Calculating accuracy on a test set

JohnyCZS · March 28, 2024, 12:03pm

Hello, I am aware that the question I’m asking has been answered here few times. But I haven’t been able to make sense of the answers or the list provided in these answers don’t work anymore.

I’m currently trying to calculate accuracy on my test set of tabular data. It is a single category classification with 4 possible outputs as a category. I have achieved 100% accuracy on my training set, but I’m very sceptical of this and I’m trying to calculate accuracy on my test set.

I will try to provide code snippets and would very much welcome any feedback on them.

df = pd.read_csv("TEST.csv")

here I get a dataFrame fro my CSV file.

train=df.sample(frac=0.8)
test_df=df.drop(train.index)

After that I split it into my training and test set.

splits = RandomSplitter(valid_pct=0.2)(range_of(train))

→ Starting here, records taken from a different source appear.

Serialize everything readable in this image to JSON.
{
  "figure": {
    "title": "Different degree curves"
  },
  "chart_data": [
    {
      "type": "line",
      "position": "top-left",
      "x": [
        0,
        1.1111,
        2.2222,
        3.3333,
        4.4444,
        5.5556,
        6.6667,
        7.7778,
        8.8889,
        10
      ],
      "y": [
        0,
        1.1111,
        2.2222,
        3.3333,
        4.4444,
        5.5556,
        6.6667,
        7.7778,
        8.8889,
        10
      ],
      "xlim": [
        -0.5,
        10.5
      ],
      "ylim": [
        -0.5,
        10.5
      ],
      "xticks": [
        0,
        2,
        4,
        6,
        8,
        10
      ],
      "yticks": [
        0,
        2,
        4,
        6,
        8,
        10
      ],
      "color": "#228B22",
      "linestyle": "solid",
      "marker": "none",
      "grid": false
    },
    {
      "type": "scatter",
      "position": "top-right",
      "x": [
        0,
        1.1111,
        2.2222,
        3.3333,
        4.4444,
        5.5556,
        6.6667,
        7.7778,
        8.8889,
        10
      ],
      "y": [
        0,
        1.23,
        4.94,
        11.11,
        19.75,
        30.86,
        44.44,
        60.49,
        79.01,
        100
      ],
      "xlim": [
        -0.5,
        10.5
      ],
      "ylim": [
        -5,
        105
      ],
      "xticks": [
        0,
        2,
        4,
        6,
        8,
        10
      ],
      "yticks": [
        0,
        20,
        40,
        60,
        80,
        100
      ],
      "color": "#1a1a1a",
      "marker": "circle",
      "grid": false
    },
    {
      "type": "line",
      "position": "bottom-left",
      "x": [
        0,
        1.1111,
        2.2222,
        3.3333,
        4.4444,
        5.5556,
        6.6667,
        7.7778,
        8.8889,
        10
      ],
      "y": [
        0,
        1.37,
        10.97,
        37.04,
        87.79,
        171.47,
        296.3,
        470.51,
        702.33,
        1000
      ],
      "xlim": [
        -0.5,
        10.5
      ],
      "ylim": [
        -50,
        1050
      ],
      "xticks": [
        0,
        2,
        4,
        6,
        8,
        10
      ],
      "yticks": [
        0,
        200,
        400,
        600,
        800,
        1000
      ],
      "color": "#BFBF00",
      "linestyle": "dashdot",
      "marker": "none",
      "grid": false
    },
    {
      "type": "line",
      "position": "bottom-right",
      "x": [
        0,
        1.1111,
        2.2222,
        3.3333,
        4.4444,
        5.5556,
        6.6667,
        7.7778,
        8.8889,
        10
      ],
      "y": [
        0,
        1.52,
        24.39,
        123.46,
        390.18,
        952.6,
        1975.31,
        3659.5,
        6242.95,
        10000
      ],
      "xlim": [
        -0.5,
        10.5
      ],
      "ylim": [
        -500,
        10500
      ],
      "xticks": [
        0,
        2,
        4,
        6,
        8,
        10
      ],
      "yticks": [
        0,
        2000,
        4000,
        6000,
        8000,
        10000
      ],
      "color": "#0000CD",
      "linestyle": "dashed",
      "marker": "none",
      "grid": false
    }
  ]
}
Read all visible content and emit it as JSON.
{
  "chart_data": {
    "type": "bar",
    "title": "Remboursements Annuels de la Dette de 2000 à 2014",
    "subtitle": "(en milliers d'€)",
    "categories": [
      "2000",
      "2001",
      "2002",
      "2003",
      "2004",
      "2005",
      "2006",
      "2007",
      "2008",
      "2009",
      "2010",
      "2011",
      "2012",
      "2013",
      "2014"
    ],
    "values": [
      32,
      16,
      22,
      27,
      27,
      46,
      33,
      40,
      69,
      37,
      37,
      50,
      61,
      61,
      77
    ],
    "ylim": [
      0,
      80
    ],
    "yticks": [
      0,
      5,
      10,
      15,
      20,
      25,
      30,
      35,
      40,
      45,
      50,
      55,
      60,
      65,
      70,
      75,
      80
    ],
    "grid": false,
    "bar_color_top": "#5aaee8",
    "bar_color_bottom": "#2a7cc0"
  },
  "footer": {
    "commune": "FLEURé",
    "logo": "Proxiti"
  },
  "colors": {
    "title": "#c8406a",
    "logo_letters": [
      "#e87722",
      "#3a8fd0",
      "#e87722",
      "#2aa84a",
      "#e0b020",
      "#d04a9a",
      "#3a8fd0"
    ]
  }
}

to = TabularPandas(df = train, 
                  procs = [Categorify, FillMissing],
                  cat_names = [x for x in df.columns.values if x != "target"],
                  y_names = "target",
                  y_block = CategoryBlock(),
                  splits = splits)

I then create splits and load them to TabularPandas, create my model, find learning rate and then:

learn.fit(3, 5e-3)

As I said accuracy goes up to 100% while both train and valid loss decrease in each epoch.
I then create a new DL from my test set
dl = learn.dls.test_dl(test_df)

learn.validate(dl=dl)
preds, y = learn.get_preds(dl=dl)
acc = accuracy(preds, y)

Where acc return: TensorBase(1.)

I have also ran

acc2 = learn.validate(dl = dl)

Where dl is the same as above
Which returns [0.004373230040073395,1.0]

Any help would be greatly welcome and would be a huge help.

vbakshi · April 23, 2024, 4:47am

Did you find an explanation that resolved this question for you? If not, can you share the CSV dataset? I can try to run the training in a colab/Kaggle notebook and see what result I get.